How many people can the Earth support? In this lesson, we will explore population growth and some of the concerns associated with this growth, including overpopulation and overconsumption.
Population Growth and Stress
How many people do you think will be on Earth in 50 years? It is hard to predict the answer to this question because the human population has been growing at such a rapid pace over recent years. In the 1960s, the population was three billion people and after around 50 years, in 2011, the population had exploded to over seven billion people. Based on this trend, the human population might double again in the next 50 years.
As the human population continues to increase, there is a great deal of concern about whether or not the Earth can sustain the large and increasing population. One of the major concerns related to population growth is overpopulation, which is when the number of individuals of a species exceeds a certain threshold. In most cases, the threshold that is exceeded is the carrying capacity, which is the maximum population size of a species that an ecosystem can support indefinitely.

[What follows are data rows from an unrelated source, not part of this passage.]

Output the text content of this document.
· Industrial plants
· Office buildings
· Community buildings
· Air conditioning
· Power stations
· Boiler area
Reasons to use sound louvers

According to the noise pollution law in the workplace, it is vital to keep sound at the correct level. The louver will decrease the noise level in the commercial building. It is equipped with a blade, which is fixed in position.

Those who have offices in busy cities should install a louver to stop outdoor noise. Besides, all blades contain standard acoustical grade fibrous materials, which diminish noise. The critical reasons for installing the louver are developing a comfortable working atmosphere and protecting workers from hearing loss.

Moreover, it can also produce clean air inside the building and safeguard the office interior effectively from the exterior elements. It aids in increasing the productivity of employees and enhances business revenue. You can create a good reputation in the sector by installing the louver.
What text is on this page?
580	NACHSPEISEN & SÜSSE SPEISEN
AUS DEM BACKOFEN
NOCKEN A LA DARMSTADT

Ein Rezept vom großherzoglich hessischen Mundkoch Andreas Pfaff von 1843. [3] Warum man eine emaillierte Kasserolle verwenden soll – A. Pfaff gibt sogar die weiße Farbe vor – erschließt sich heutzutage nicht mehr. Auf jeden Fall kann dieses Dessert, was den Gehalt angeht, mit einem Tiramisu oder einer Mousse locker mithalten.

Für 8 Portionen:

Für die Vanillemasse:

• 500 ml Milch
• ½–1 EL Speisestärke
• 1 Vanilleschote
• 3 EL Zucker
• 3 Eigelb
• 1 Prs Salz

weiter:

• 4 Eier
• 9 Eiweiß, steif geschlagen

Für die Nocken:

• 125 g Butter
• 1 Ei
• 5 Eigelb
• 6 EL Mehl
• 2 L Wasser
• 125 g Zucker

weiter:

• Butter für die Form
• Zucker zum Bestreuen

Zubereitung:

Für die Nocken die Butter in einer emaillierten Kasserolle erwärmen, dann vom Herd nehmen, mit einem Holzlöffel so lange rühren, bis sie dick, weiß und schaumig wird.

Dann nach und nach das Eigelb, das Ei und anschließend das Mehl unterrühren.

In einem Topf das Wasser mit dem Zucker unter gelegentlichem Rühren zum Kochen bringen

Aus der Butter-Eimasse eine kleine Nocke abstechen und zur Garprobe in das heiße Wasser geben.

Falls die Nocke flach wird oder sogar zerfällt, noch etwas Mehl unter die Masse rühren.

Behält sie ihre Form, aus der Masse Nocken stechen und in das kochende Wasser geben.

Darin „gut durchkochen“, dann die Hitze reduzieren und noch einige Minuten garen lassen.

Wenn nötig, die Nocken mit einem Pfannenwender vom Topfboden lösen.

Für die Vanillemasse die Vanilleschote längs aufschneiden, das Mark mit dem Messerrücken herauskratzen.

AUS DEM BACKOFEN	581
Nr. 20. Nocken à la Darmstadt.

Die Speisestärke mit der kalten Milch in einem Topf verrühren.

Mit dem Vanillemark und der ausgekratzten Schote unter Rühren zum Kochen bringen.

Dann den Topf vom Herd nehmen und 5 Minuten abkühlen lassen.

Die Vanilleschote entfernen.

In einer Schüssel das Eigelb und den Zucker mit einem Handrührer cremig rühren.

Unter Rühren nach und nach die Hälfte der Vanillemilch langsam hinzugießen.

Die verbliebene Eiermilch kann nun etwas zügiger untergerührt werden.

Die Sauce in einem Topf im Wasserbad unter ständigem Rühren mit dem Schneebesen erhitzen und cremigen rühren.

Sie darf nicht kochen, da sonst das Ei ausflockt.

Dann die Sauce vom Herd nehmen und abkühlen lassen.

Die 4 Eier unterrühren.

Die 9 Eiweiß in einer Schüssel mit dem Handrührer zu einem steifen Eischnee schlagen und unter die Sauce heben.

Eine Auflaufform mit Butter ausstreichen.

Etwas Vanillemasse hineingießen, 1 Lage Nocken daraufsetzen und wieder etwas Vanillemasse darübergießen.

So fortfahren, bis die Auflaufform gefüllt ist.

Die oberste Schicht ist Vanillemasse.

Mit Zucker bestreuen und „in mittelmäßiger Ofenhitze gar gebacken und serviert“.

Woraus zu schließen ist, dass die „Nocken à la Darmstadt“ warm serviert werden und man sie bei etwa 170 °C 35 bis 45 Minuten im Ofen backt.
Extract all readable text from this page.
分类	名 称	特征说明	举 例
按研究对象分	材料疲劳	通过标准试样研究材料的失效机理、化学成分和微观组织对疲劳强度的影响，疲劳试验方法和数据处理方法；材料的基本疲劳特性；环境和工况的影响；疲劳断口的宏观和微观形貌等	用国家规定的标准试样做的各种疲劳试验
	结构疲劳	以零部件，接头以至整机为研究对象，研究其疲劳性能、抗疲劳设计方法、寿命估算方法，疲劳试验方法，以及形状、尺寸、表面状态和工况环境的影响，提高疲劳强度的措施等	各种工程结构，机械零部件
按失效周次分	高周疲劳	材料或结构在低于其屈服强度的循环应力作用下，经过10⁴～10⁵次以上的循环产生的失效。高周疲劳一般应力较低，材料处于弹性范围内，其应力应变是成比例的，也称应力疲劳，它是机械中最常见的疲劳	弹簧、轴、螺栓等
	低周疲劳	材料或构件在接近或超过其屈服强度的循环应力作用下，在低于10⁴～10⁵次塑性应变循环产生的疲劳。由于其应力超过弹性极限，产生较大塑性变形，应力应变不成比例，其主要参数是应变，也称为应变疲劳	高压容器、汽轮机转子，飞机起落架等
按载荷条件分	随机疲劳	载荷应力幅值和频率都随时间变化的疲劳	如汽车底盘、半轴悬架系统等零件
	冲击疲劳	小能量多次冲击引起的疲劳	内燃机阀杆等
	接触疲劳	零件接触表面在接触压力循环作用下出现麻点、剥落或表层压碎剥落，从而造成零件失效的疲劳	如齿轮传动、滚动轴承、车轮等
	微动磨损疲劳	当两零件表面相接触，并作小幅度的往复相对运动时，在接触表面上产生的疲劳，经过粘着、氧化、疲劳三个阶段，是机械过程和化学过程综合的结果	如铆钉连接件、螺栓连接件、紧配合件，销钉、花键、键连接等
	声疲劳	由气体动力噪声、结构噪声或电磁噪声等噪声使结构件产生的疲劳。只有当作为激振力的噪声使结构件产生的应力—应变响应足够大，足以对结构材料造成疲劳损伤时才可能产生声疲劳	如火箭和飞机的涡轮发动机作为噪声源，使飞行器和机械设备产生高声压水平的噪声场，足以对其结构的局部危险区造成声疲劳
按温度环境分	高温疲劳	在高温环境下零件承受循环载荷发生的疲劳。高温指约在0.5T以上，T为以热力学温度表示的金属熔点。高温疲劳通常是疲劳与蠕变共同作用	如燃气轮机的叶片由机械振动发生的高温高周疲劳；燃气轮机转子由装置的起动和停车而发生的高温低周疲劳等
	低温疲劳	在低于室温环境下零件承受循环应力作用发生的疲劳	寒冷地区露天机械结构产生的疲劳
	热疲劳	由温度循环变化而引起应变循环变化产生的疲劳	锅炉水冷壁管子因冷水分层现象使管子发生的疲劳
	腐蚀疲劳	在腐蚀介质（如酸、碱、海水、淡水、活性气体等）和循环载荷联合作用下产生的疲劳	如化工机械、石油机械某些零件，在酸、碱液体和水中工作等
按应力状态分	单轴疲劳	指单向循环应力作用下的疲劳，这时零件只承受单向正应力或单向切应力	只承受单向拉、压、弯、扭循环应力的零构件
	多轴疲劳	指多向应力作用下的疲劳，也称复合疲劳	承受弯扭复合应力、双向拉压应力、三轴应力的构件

When the human population is below the carrying capacity, there are more than enough resources available for all individuals to survive without depleting the availability of the resources. As the population approaches the carrying capacity, resources become more limited because more people are relying on the same amount of resources.If the human population was to exceed their carrying capacity, the rate of resource depletion would increase rapidly. This would lead to an inability to provide basic resources, such as shelter, food, and medical care, which could lead to increased competition for resources and increased mortality.
Although overpopulation is a major concern, there is another problem associated with population growth that puts humans in danger. The second major concern related to population growth is overconsumption, which is when resources are used in excess and at a rate that is higher than the production rate.We live in a world of material objects, and our culture has been referred to as a ‘throwaway’ society, meaning that we are accustomed to utilizing products that are short-lived or disposable.
This is especially true in wealthy countries where individuals consume the most natural resources. The average American citizen uses over 10 times more resources than the average citizen of Zimbabwe or Zambia.When discussing consumption of natural resources, the term ecological footprint is often used. An ecological footprint is an estimate of the amount of land that is needed to supply a person with the resources they need to survive.
The resources included in the ecological footprint include all materials and services that a person needs, such as housing, food, energy, and land to dispose of waste.Although the Earth might be able to support seven billion people now, that number can be greatly influenced by how we use resources and individual’s ecological footprints. If we continue to use large quantities of resources and our ecological footprints continue to grow, we will use up our resources quickly.
If humans continue the overconsumption of resources, our population will be limited by the amount of resources we have left.
Now, let’s review population growth and some concerns associated with it. The human population has been steadily increasing and reached over seven billion people in 2011. As a result of this rapid increase, several concerns have been raised about the future of the human population.
The first concern is overpopulation, which is when the number of individuals of a species exceeds a certain threshold. The threshold that is exceeded is the carrying capacity, which is the maximum population size of a species that an ecosystem can support indefinitely. If the human population grows too large and results in overpopulation and the exceeding of the carrying capacity, resources will become limited. This could lead to basic needs not being met and increased competition and mortality.The second concern is overconsumption, which is when resources are used in excess and at a rate that is higher than the production rate. Many individuals and societies consume large amounts of natural resources and have large ecological footprints, which is an estimate of the amount of land that is needed to supply a person with the resources they need to survive.
If humans continue to consume resources at such rapid rates and do not reduce their ecological footprint, then resources will deplete quickly and the Earth will not be able to sustain the growing population.Although overpopulation and overconsumption sound like bleak outcomes for our species, they are an important lesson. They demonstrate the value of conserving resources and living in a sustainable manner, to help ensure the survival of ourselves and future generations.